NEW YORK -- Hundreds of thousands of New Yorkers were told Thursday to pack a bag and prepare to be evacuated as the nation's biggest city braced for its first hurricane in decades.
Mayor Michael Bloomberg ordered nursing homes and five hospitals in low-lying areas evacuated beginning Friday and said he would order 270,000 other people moved by Saturday if the storm stays on its current path.
Hurricane Irene was on track to make landfall Saturday in North Carolina and then move up the East Coast, reaching the New York area by late Sunday.
"For the general public, it's a good idea to move Friday," Bloomberg said. "Keep in mind, it is possible - I don't know that I want to say likely - but it is very conceivable ... that Saturday morning at 8 o'clock, we're going to say, `Look, the forecast has not changed. The storm is still barreling down on us. It's still very dangerous. You must get out of these areas.'"
Evacuating hundreds of thousands of people would be particularly difficult in New York, where there are about 1.6 million people in Manhattan, many without cars. There are about 6.8 million in the city's other four boroughs. (Check here to see NYC evacuation zones).
"Don't wait until the last minute," the mayor said. "If you can move out on Friday, that's great."
Bloomberg advised residents on the southern tip of Manhattan and on Brooklyn's Coney Island to start moving items upstairs and to be ready to leave immediately. Apartment building managers emailed residents, telling them to close windows and expect power outages. Flyers were posted in building lobbies.
"If you have a car and you live in a low-lying area, my suggestion is to park on top of a hill, not in the valley," Bloomberg said. "It's those kinds of things.
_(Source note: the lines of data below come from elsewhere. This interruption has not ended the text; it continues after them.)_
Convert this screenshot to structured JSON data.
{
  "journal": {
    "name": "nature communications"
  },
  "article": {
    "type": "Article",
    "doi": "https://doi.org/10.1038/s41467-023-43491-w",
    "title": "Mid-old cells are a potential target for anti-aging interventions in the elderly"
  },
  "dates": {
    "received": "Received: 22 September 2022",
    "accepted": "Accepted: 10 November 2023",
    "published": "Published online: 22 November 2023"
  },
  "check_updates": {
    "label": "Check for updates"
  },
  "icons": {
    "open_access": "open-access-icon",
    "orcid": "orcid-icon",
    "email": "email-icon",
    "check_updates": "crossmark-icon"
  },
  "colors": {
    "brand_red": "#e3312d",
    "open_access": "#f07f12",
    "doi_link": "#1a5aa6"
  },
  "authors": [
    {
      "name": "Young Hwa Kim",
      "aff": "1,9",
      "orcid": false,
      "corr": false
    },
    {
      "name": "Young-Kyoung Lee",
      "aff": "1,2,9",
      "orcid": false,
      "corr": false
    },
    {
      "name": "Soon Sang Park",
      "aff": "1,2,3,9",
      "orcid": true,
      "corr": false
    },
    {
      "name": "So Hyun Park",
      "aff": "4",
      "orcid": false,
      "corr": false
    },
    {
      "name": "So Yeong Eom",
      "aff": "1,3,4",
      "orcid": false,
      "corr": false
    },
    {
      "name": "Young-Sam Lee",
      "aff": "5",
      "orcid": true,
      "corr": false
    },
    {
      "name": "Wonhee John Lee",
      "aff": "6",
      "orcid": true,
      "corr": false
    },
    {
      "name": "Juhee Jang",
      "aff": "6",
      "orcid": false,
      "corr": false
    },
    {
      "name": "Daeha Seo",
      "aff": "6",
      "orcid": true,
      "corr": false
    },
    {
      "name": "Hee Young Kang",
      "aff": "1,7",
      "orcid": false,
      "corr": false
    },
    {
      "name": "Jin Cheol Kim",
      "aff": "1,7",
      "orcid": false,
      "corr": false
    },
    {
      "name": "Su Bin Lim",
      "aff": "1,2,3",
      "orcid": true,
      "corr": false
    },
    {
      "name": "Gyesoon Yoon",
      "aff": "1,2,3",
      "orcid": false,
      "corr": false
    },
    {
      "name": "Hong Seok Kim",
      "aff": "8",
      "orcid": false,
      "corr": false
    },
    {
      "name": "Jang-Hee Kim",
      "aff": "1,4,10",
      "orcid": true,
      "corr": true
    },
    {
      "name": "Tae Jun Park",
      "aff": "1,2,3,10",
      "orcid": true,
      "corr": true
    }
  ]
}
Take some precautions now, so that if it gets to that you'll have less to do."
Irene rolled toward the Carolinas on Thursday with winds of 115 mph. The storm was expected to weaken after brushing North Carolina's Outer Banks, but it will still likely be a hurricane when it rumbles toward the Northeast.
Forecasters said passing near Manhattan could lead to a nightmare scenario: shattered glass falling from skyscrapers, flooded subways and seawater coursing through the streets.
In the last 200 years, New York has seen only a few significant hurricanes. In September of 1821, a hurricane raised tides by 13 feet in an hour and flooded all of Manhattan south of Canal Street, the southernmost tip of the city. The area now includes Wall Street and the World Trade Center memorial.
In 1938, a storm dubbed the Long Island Express came ashore about 75 miles east of the city on neighboring Long Island and then hit New England, killing 700 people and leaving 63,000 homeless.
Craig Fugate, head of the Federal Emergency Management Agency, worries about a storm surge coming into Manhattan, home to some of the most valuable real estate in the country. He noted pictures from a 1944 hurricane where police in Midtown, where Times Square, Broadway theaters and the Empire State Building are located, were standing in waist-deep water.
"This is going to have a lot of impacts well away from the coastline," Fugate said. "A little bit of damage over big areas with large populations can add up fast."
In Lower Manhattan, few seemed preoccupied with preparations.
"I live on the 10th floor of a 30-story building," said Sam Laury, who lives in Battery Park City, one of the areas that Bloomberg said might be evacuated. "I'm sure I'll be fine."
Irene is a large storm, with tropical storm-force winds extending nearly 300 miles from its center. And the storm could hit at a time when high tides reach their highest levels, which could amplify flooding in a city built around bays and rivers. Some experts predict a storm surge of five feet or more. Lower Manhattan could see streets under a few feet of water.
"In many ways, a Category 2 or stronger storm hitting New York is a lot of people's nightmare, for a number of reasons," said Susan Cutter, director of the Hazards and Vulnerability Research Institute at the University of South Carolina.
Even if the winds aren't strong enough to damage buildings made largely of brick, concrete and steel, a lot of New York's subway system and power lines are underground. The city's airports are close to the water, too, and could be inundated, as could densely packed neighborhoods. Hospitals were told to make sure generators were ready.
Poised to brush one of the most densely populated parts of the country, Irene could cause billions or even hundreds of billions of dollars in damage, said Kathleen Tierney, director of the Natural Hazards Center at the University of Colorado.